Based on the criteria you set for a “good keyword to target”, analyze and filter out this list that you’ve built. There are several SEO tools to use and criteria that can be set based on your own company’s authority, budget, and goals. We have our own very in-depth keyword research process with a proprietary set of criteria to make sure we are using the most optimal words to target with our content.
With all of this information now gathered for your foundation, it’s time to start actually creating your content. There are several types of content that you’ll create on your website, on other websites, and for social media for your content marketing campaign.
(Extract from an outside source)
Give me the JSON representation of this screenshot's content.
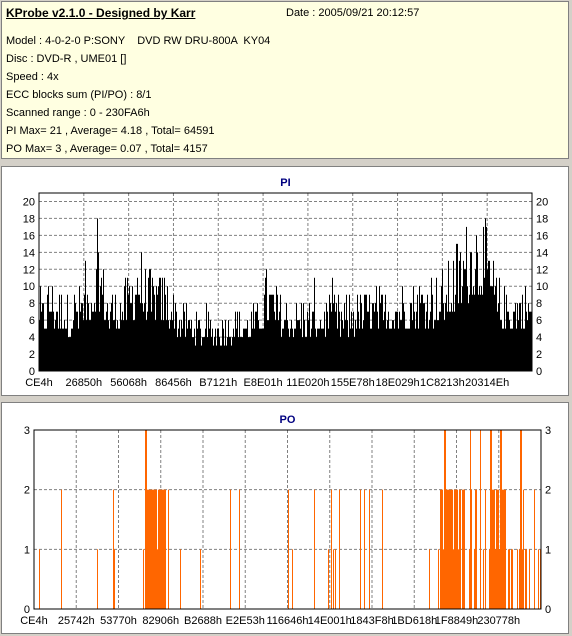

Main page targeting your short tail keyword
Guest posts that link to main page
Guest posts that link to other blog posts
Social posts that link to main page
Social posts that link to blog posts
Social ads that link to main page
Once you publish your new content, it’s time to promote it around the web. Getting your pages ranking high on Google can take some time, so being pro-active with your content marketing approach can drive faster ROI. A few ways to promote your new content:
Social media posts
Social media paid promotions
Start/join discussions in targeted online communities and link to posts
Email your list (segment your list by personas so that you can speak more directly to the exact person who is interested in your content)
Individually email old prospects that never closed, this gives you an opportunity to provide them some valuable information and reactivate your conversation in a non-salesy way that will turn them off
How are you going to know if any of this was worth it? You need to be tracking your web presence. This includes your website and social media channels as well as your email marketing. Make sure you are tracking individuals throughout their journey on your website to see how they are interacting with your content and who is completing your desired actions.
Based on your data, you can make informed adjustments for improving results. Knowing who is doing what, where, will give you insight to what people are interested in, what makes them leave, and what makes them convert into paying customers. Because of the access that marketers have to data now, you should continuously be testing, adjusting, and improving your conversion rates.
Once you’ve completed your planned content marketing campaign, it’s time to review all of your actions, statistics, and goal completions to make notes for future strategy development (also because this content will exist forever, you can continuously go back and make necessary improvements to this campaign).